The paper introduces Neural Sentinel, a unified Vision‑Language Model (VLM) framework that replaces the traditional multi‑stage pipeline used for Automatic License Plate Recognition (ALPR). Conventional systems cascade separate modules—vehicle detection, plate localization, character segmentation, and OCR—so that errors propagate, computational cost multiplies, and extending functionality requires additional bespoke components. Neural Sentinel instead treats ALPR as a multi‑task visual question‑answering problem: a single forward pass of a fine‑tuned PaliGemma 3B model receives an image and natural‑language prompts (e.g., “What is the license‑plate number?”) and outputs textual answers for plate number, state, make/model, and color.

Key technical contributions are:

1. Model selection and adaptation – PaliGemma 3B combines a SigLIP Vision Transformer (ViT‑L/14) with the Gemma language decoder, offering strong scene‑text capabilities while remaining lightweight enough for real‑time inference (<200 ms on a consumer GPU). The authors apply Low‑Rank Adaptation (LoRA) to all attention projection and feed‑forward layers with rank = 16 and scaling factor α = 32, training only ~0.27 % of the 3 B parameters (≈8 M). This preserves the broad visual‑language knowledge acquired during pre‑training while specializing the model for license‑plate character patterns.

2. Human‑in‑the‑Loop continual learning (HITL‑CL) – Operational staff can correct low‑confidence or erroneous outputs. Corrections are stored in an experience‑replay buffer. During incremental updates, the buffer is mixed with the original training set in a 70:30 ratio, mitigating catastrophic forgetting and allowing the model to adapt to distribution shifts without full retraining. The update process is trigger‑based rather than batch‑scheduled, keeping latency low for production deployment.

3. Comprehensive evaluation – Using 12 000 real‑world toll‑plaza images covering diverse lighting, angles, and weather, Neural Sentinel achieves 92.3 % plate‑recognition accuracy, a 14.1 % gain over EasyOCR (78.2 %) and a 9.9 % gain over PaddleOCR (82.4 %). Mean inference latency drops to 152 ms, a 43 % reduction versus a conventional pipeline (~260 ms). Calibration analysis yields an Expected Calibration Error of 0.048, indicating reliable confidence scores. Zero‑shot tests on auxiliary tasks—vehicle color (89 % accuracy), seat‑belt detection (82 %), and occupancy counting (78 %)—demonstrate emergent capabilities without task‑specific fine‑tuning.

4. Analysis of limitations and future work – The 3 B model fits within a 12 GB GPU memory budget but struggles with ultra‑high‑resolution frames and extreme weather conditions. The replay buffer size is bounded, so long‑term drift mitigation will require smarter sample selection or hierarchical memory. Future directions include scaling to PaliGemma 7B, applying multimodal compression to further reduce latency, and integrating automated labeling pipelines (e.g., RLHF‑style feedback) to streamline the HITL loop.

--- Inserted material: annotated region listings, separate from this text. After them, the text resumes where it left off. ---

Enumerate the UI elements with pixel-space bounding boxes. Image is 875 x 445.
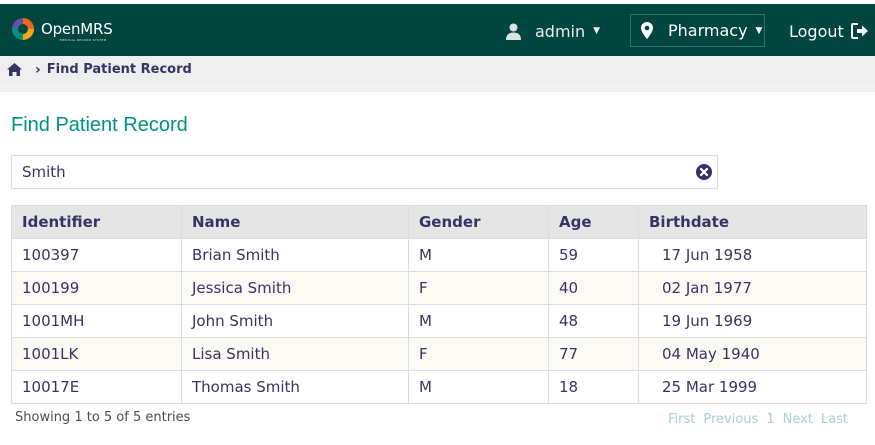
user-icon xyxy=(506,23,521,40)
cell-gender: M xyxy=(408,238,549,272)
cell-gender: M xyxy=(408,370,549,404)
chevron-down-icon: ▼ xyxy=(593,26,601,36)
entries-info: Showing 1 to 5 of 5 entries xyxy=(15,410,191,425)
cell-age: 18 xyxy=(548,370,639,404)
cell-birthdate: 02 Jan 1977 xyxy=(638,271,867,305)
cell-gender: F xyxy=(408,337,549,371)
cell-identifier: 1001MH xyxy=(11,304,182,338)
pager-previous[interactable]: Previous xyxy=(703,412,758,427)
cell-birthdate: 04 May 1940 xyxy=(638,337,867,371)
openmrs-logo-icon xyxy=(12,18,34,40)
pager-last[interactable]: Last xyxy=(821,412,848,427)
page-title: Find Patient Record xyxy=(11,114,188,136)
clear-search-icon[interactable] xyxy=(696,164,712,180)
username: admin xyxy=(535,21,586,41)
openmrs-logo[interactable]: OpenMRS MEDICAL RECORD SYSTEM xyxy=(10,15,120,45)
pager-page-1[interactable]: 1 xyxy=(766,412,774,427)
table-row[interactable]: 10017E Thomas Smith M 18 25 Mar 1999 xyxy=(11,370,867,404)
chevron-down-icon: ▼ xyxy=(755,25,763,36)
cell-identifier: 1001LK xyxy=(11,337,182,371)
cell-identifier: 10017E xyxy=(11,370,182,404)
cell-identifier: 100199 xyxy=(11,271,182,305)
table-row[interactable]: 1001LK Lisa Smith F 77 04 May 1940 xyxy=(11,337,867,371)
cell-birthdate: 17 Jun 1958 xyxy=(638,238,867,272)
cell-age: 59 xyxy=(548,238,639,272)
table-row[interactable]: 100397 Brian Smith M 59 17 Jun 1958 xyxy=(11,238,867,272)
breadcrumb-current: Find Patient Record xyxy=(46,62,192,77)
cell-birthdate: 19 Jun 1969 xyxy=(638,304,867,338)
cell-gender: F xyxy=(408,271,549,305)
breadcrumb: › Find Patient Record xyxy=(0,56,875,83)
patient-results-table: Identifier Name Gender Age Birthdate 100… xyxy=(11,205,867,404)
cell-name: Lisa Smith xyxy=(181,337,409,371)
cell-name: Brian Smith xyxy=(181,238,409,272)
pager-next[interactable]: Next xyxy=(783,412,813,427)
cell-age: 48 xyxy=(548,304,639,338)
cell-name: Thomas Smith xyxy=(181,370,409,404)
patient-search-box xyxy=(11,155,718,189)
table-row[interactable]: 1001MH John Smith M 48 19 Jun 1969 xyxy=(11,304,867,338)
column-header-birthdate[interactable]: Birthdate xyxy=(638,205,867,239)
column-header-gender[interactable]: Gender xyxy=(408,205,549,239)
brand-name: OpenMRS xyxy=(41,20,113,38)
cell-age: 77 xyxy=(548,337,639,371)
cell-name: Jessica Smith xyxy=(181,271,409,305)
cell-age: 40 xyxy=(548,271,639,305)
column-header-age[interactable]: Age xyxy=(548,205,639,239)
sign-out-icon xyxy=(850,23,868,39)
column-header-name[interactable]: Name xyxy=(181,205,409,239)
pagination: First Previous 1 Next Last xyxy=(668,412,856,427)
table-header-row: Identifier Name Gender Age Birthdate xyxy=(11,205,867,239)
location-name: Pharmacy xyxy=(668,21,748,40)
logout-label: Logout xyxy=(789,21,844,41)
map-marker-icon xyxy=(641,22,653,39)
breadcrumb-divider xyxy=(0,83,875,92)
cell-birthdate: 25 Mar 1999 xyxy=(638,370,867,404)
home-icon[interactable] xyxy=(7,63,22,76)
table-row[interactable]: 100199 Jessica Smith F 40 02 Jan 1977 xyxy=(11,271,867,305)
column-header-identifier[interactable]: Identifier xyxy=(11,205,182,239)
patient-search-input[interactable] xyxy=(12,156,717,188)
cell-gender: M xyxy=(408,304,549,338)
chevron-right-icon: › xyxy=(35,61,41,78)
logout-link[interactable]: Logout xyxy=(789,19,869,43)
user-menu[interactable]: admin ▼ xyxy=(506,19,600,43)
cell-name: John Smith xyxy=(181,304,409,338)
cell-identifier: 100397 xyxy=(11,238,182,272)
location-selector[interactable]: Pharmacy ▼ xyxy=(630,14,765,47)
top-header: OpenMRS MEDICAL RECORD SYSTEM admin ▼ Ph… xyxy=(0,4,875,56)
brand-subtitle: MEDICAL RECORD SYSTEM xyxy=(60,38,107,42)
pager-first[interactable]: First xyxy=(668,412,695,427)
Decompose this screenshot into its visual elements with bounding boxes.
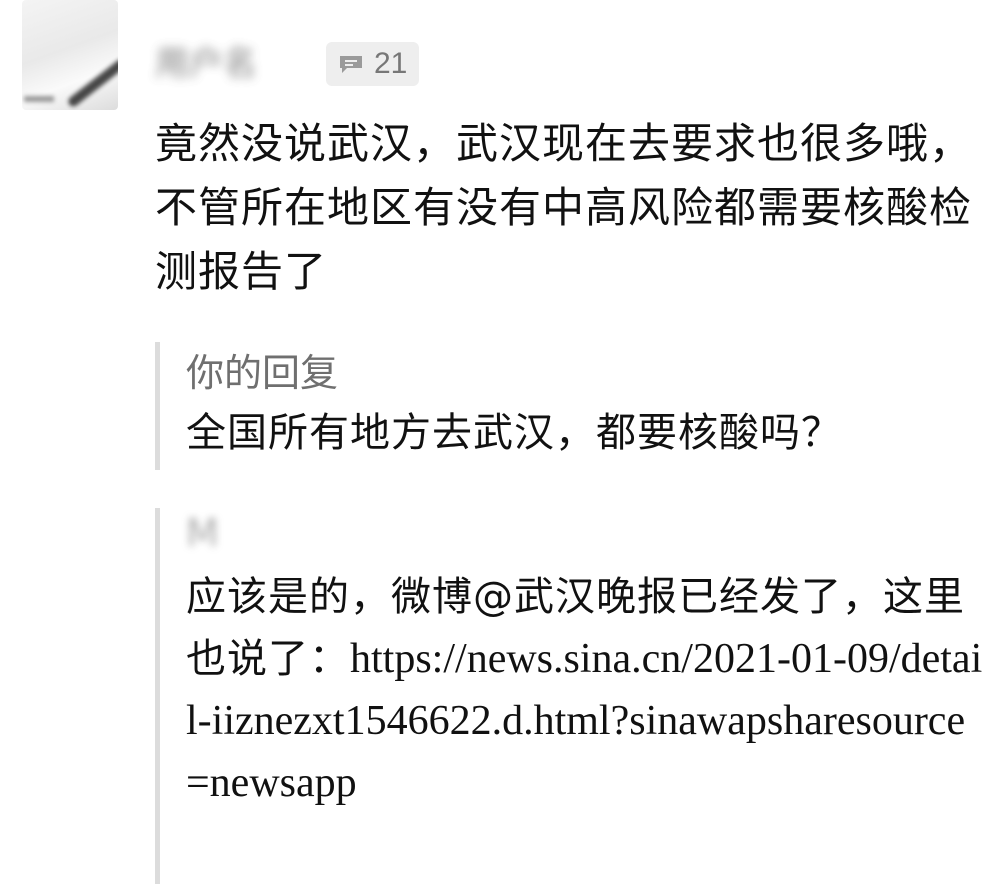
reply-body: 应该是的，微博@武汉晚报已经发了，这里也说了：https://news.sina… (186, 566, 986, 814)
comment-author-name[interactable]: 用户名 (155, 44, 315, 84)
your-reply-block: 你的回复 全国所有地方去武汉，都要核酸吗？ (155, 342, 986, 470)
reply-author-name[interactable]: M (186, 508, 306, 566)
avatar[interactable] (22, 0, 118, 110)
your-reply-text: 全国所有地方去武汉，都要核酸吗？ (186, 410, 842, 456)
comment-bubble-icon (340, 56, 362, 73)
comment-text: 竟然没说武汉，武汉现在去要求也很多哦，不管所在地区有没有中高风险都需要核酸检测报… (155, 119, 973, 296)
reply-count-badge[interactable]: 21 (326, 42, 420, 86)
author-reply-block: M 应该是的，微博@武汉晚报已经发了，这里也说了：https://news.si… (155, 508, 986, 884)
reply-count: 21 (374, 47, 408, 80)
your-reply-label: 你的回复 (186, 351, 339, 395)
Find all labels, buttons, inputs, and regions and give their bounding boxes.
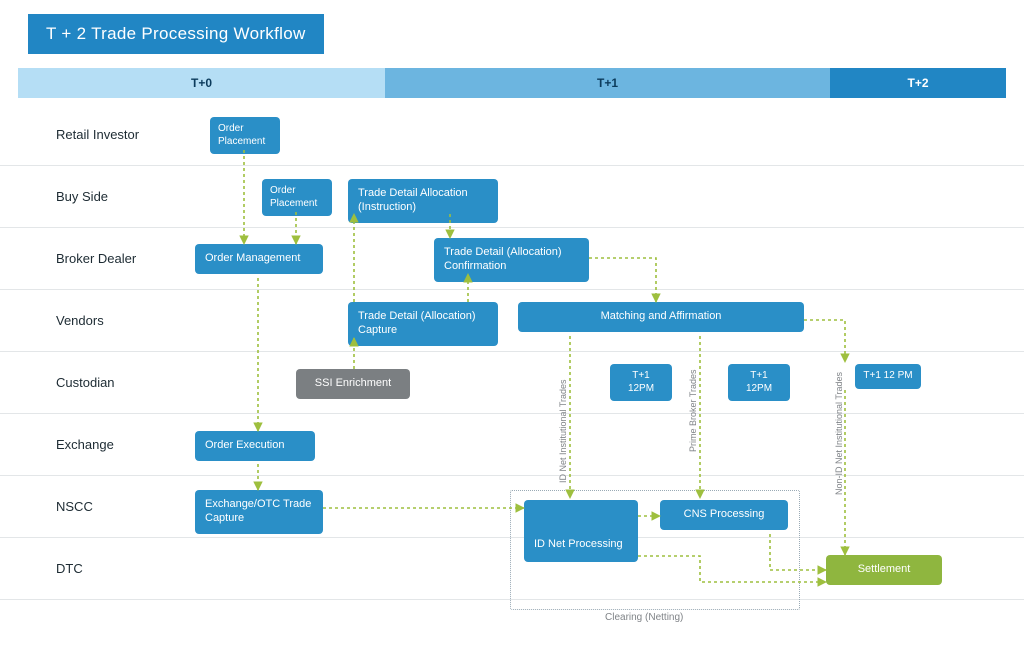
lane-retail: Retail Investor — [0, 104, 1024, 166]
lane-label: Exchange — [0, 437, 170, 452]
lane-exchange: Exchange — [0, 414, 1024, 476]
node-ssi-enrichment: SSI Enrichment — [296, 369, 410, 399]
node-trade-detail-alloc-capture: Trade Detail (Allocation) Capture — [348, 302, 498, 346]
lane-vendors: Vendors — [0, 290, 1024, 352]
lane-label: DTC — [0, 561, 170, 576]
node-t1-12pm-a: T+1 12PM — [610, 364, 672, 401]
vlabel-non-id-net-inst: Non-ID Net Institutional Trades — [834, 372, 844, 495]
lane-label: Buy Side — [0, 189, 170, 204]
vlabel-prime-broker: Prime Broker Trades — [688, 369, 698, 452]
period-t0: T+0 — [18, 68, 385, 98]
node-t1-12pm-b: T+1 12PM — [728, 364, 790, 401]
lane-buyside: Buy Side — [0, 166, 1024, 228]
node-matching-affirmation: Matching and Affirmation — [518, 302, 804, 332]
node-id-net-processing: ID Net Processing — [524, 500, 638, 562]
node-cns-processing: CNS Processing — [660, 500, 788, 530]
node-order-execution: Order Execution — [195, 431, 315, 461]
node-settlement: Settlement — [826, 555, 942, 585]
vlabel-id-net-inst: ID Net Institutional Trades — [558, 379, 568, 483]
node-trade-detail-alloc-confirmation: Trade Detail (Allocation) Confirmation — [434, 238, 589, 282]
lane-label: NSCC — [0, 499, 170, 514]
period-header: T+0 T+1 T+2 — [0, 68, 1024, 98]
node-t1-12pm-c: T+1 12 PM — [855, 364, 921, 389]
lane-label: Retail Investor — [0, 127, 170, 142]
lane-label: Custodian — [0, 375, 170, 390]
lane-label: Vendors — [0, 313, 170, 328]
node-order-placement-retail: Order Placement — [210, 117, 280, 154]
clearing-group-label: Clearing (Netting) — [605, 612, 683, 623]
period-t2: T+2 — [830, 68, 1006, 98]
node-trade-detail-alloc-instruction: Trade Detail Allocation (Instruction) — [348, 179, 498, 223]
period-t1: T+1 — [385, 68, 830, 98]
node-order-placement-buy: Order Placement — [262, 179, 332, 216]
lane-label: Broker Dealer — [0, 251, 170, 266]
node-otc-capture: Exchange/OTC Trade Capture — [195, 490, 323, 534]
diagram-title: T + 2 Trade Processing Workflow — [28, 14, 324, 54]
node-order-management: Order Management — [195, 244, 323, 274]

In summary, Neural Sentinel validates that a VLM‑first architecture can deliver superior accuracy, lower latency, and built‑in multi‑task flexibility for ALPR, marking a paradigm shift from specialized cascades to a single, language‑driven visual reasoning engine. This approach promises easier expansion to related traffic‑monitoring tasks and smoother integration into smart‑city infrastructures.